Fambrough, the park’s lead interpretive and education ranger, will assume the same position Monday at Elk Knob State Park in Todd, located near Boone. She also will serve as volunteer coordinator there.
“Thanks to the community for almost seven years of programs,” Fambrough said shortly before her last day at Goose Creek. “I’ve enjoyed working with teachers and professors, schools and community organizations on camps and environmental field days.”
Fambrough, a native of the Halifax County town of Roanoke Rapids, came to Goose Creek in April 2005 as a seasonal assistant park ranger; she enjoyed the work so much that, during her off-season break, she enrolled in basic law-enforcement training.
“I fell in love with park work,” said Fambrough, who added that her co-workers then, Kelley Thompson and Phoebe Wahab, were somewhat responsible for her career choice.
Fambrough didn’t set out to be a park ranger.
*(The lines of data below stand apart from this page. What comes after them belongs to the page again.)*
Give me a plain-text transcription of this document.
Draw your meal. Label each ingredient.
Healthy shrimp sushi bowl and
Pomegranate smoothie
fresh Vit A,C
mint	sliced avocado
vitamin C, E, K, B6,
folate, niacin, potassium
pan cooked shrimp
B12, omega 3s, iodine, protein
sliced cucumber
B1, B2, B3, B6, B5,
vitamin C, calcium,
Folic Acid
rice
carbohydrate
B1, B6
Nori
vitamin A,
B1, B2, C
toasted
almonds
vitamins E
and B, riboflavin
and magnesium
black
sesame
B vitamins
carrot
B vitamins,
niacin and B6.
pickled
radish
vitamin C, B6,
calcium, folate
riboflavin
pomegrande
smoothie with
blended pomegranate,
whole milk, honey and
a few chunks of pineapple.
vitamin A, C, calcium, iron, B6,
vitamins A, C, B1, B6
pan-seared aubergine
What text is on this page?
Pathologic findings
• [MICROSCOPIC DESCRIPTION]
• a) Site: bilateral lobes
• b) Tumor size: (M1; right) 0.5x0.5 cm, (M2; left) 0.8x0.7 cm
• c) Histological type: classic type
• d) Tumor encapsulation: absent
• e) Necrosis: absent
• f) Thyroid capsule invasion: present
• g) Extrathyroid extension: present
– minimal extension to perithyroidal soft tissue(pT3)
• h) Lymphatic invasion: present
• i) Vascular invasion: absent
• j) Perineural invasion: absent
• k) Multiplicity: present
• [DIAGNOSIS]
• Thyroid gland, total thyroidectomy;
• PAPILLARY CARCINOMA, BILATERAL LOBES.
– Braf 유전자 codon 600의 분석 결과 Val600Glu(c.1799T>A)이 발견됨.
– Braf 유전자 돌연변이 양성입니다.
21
She attended Mars Hill College in western North Carolina and graduate school in Kentucky, earning two bachelor’s degrees and a master’s degree along the way. And she worked for 10 years in the ministry before donning the uniform of a park ranger.
Mentored by Thompson, who was superintendent at Goose Creek State Park at the time, Fambrough returned for a second year as a seasonal ranger before joining the park staff full-time. She said one of the facets of her job she has most loved was the planning and presentation of many of the educational programs Goose Creek State Park offers free to the public each weekend.
“I think the programs appeal to people of all ages,” Fambrough said, reflecting on the hands-on activities and nature hikes she enjoyed presenting. “They allow people to experience just the simple joy of nature. I especially like seeing young people when they have a ‘That’s cool’ kind of moment, when it’s not connected to any electronic device. I think the programs allow them to use their senses and to really experience the smells of nature, the sounds of nature. … There is just so much more to environmental education than a lecture within the confines of four walls.”
Fambrough’s husband, David, is a staff chaplain working with the East Carolina Heart Institute in Greenville. He plans on staying in the area. The Fambroughs’ dog, Buddy, a “hound-dog mix,” will relocate to Elk Knob with “mom.” The Fambroughs will take turns making the trek back and forth between eastern and western North Carolina.
Along with her interest in environmental-education programs, Fambrough has been involved in many different facets of life at Goose Creek State Park. Most recently, she worked with the park’s photography contest, holiday food drive for needy families and the annual holiday open house, during which she greeted visitors and presented a nature-themed story time for the enjoyment of the tots in attendance.